Vortex Ring Interactions with Hemicylindrical Cavities

Tracheoesophageal (TE) speech is the technique of restoring voice to a patient following a laryngectomy. During TE speech the flow is characterized by periodic vortex rings impinging on the posterior wall of the trachea. That is, the fundamental interaction is characterized by a vortex ring impinging on a hemicylindrical cavity. This scenario is relevant to a number of fundamental fluid mechanics problems. The objective of this work is to experimentally identify, for the first time, the primary physics of a vortex ring impinging on hemicylindrical cavities of varying radius. A piston-cylinder vortex generator in a water tank was used to create a vortex ring with a formation number of F = 2.67 and Reynolds number of Re_Γ = 1450. Five different ratios of vortex ring radius (R_v ) to hemicylindrical cavity radius (R_cyl ) were examined, namely, γ = 1/4, 1/3, 2/5, 2/3. Planer laser induced florescence (PLIF) and color dye flow visualization technique were employed to visualize the primary interactions.

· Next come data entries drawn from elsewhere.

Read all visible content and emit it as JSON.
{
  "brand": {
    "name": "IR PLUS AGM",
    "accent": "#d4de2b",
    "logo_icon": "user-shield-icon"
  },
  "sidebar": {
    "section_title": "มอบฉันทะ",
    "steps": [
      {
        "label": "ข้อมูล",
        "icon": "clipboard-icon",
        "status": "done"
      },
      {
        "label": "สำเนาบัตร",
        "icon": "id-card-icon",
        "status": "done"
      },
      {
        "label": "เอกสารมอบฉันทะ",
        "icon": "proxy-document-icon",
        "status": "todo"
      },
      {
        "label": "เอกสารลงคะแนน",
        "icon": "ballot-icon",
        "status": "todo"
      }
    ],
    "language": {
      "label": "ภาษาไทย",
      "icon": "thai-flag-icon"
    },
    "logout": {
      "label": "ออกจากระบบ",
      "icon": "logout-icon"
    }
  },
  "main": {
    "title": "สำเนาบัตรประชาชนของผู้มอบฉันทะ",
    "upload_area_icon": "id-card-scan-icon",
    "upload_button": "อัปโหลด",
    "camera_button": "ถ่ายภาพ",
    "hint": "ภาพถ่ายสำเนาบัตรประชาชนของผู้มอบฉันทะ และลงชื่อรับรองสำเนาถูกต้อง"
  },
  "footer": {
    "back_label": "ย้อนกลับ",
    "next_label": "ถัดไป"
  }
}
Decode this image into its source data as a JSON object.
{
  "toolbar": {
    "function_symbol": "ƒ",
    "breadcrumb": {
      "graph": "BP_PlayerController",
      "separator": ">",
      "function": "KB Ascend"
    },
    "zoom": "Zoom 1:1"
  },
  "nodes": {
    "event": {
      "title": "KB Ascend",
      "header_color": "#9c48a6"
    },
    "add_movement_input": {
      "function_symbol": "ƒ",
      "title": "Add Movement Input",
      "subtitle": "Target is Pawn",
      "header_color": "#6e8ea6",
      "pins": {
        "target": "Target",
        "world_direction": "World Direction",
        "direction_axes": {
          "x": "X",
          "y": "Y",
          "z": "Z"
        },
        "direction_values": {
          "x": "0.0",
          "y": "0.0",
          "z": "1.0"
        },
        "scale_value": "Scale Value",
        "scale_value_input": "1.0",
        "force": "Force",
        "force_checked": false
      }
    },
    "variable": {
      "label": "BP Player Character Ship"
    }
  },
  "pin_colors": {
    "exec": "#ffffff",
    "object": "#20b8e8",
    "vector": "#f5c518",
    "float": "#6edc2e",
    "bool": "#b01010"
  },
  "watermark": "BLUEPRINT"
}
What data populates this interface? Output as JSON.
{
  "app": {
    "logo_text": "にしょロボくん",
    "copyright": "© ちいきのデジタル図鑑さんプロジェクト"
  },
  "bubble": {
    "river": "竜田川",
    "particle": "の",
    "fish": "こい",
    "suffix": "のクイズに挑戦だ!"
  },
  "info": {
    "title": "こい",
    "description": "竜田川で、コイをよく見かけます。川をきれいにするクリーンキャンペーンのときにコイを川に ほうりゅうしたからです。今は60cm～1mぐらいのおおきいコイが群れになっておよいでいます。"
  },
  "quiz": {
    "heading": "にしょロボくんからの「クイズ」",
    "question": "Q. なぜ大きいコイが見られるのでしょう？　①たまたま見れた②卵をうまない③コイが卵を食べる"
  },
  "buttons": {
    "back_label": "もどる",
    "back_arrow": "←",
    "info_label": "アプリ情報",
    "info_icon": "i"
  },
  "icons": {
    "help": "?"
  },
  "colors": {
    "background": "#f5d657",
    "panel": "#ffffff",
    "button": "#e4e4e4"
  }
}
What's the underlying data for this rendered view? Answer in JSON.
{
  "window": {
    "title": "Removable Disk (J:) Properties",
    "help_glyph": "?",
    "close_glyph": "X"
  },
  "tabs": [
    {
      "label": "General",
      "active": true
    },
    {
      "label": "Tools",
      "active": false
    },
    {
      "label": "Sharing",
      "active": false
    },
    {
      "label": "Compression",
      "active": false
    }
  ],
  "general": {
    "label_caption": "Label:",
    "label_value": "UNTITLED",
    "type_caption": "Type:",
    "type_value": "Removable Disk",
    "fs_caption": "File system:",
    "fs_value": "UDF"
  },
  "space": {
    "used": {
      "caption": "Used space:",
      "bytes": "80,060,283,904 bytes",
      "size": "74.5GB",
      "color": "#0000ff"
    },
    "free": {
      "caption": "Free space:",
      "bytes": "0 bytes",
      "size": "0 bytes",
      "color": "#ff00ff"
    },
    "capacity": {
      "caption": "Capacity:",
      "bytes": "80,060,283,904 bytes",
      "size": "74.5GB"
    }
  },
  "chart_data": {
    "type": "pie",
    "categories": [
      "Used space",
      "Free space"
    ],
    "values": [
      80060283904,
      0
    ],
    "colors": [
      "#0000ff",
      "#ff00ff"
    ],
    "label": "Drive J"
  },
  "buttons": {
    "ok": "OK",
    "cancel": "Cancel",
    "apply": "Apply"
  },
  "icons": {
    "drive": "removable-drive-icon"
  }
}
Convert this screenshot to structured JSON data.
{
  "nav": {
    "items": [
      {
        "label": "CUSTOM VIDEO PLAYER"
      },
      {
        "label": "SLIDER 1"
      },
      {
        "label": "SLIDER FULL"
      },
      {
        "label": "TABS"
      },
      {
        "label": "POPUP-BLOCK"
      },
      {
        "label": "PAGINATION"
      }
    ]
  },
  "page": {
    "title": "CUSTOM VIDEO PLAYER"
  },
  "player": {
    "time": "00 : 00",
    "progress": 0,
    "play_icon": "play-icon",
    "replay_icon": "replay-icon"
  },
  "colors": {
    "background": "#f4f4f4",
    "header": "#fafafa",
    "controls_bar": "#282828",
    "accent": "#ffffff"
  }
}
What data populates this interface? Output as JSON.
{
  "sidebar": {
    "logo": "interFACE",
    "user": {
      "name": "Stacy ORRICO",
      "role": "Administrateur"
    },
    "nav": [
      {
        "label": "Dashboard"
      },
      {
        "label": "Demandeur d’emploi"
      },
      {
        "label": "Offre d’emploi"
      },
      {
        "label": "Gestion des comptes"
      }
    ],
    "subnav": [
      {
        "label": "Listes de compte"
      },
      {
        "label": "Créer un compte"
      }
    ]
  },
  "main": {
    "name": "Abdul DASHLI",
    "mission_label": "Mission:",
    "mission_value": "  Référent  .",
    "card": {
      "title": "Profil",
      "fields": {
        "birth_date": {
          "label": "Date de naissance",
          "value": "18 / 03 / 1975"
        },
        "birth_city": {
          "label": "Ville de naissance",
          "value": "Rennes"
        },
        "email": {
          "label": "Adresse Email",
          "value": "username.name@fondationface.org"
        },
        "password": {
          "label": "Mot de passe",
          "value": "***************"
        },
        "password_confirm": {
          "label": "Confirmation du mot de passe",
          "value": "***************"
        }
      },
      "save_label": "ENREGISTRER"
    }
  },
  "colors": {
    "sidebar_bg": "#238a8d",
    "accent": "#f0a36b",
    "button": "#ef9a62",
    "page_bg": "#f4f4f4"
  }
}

Flow visualization data qualitatively reveal how surface curvature of the hemicylindrical cavities affects the radial spreading of the primary vortex ring, and the subsequent inducement and separation of wall-bounded vorticity. Comparison with the physics arising due to vortex ring impingement on axisymmetric concave cavities (i.e., hemispheres) is also established in this study.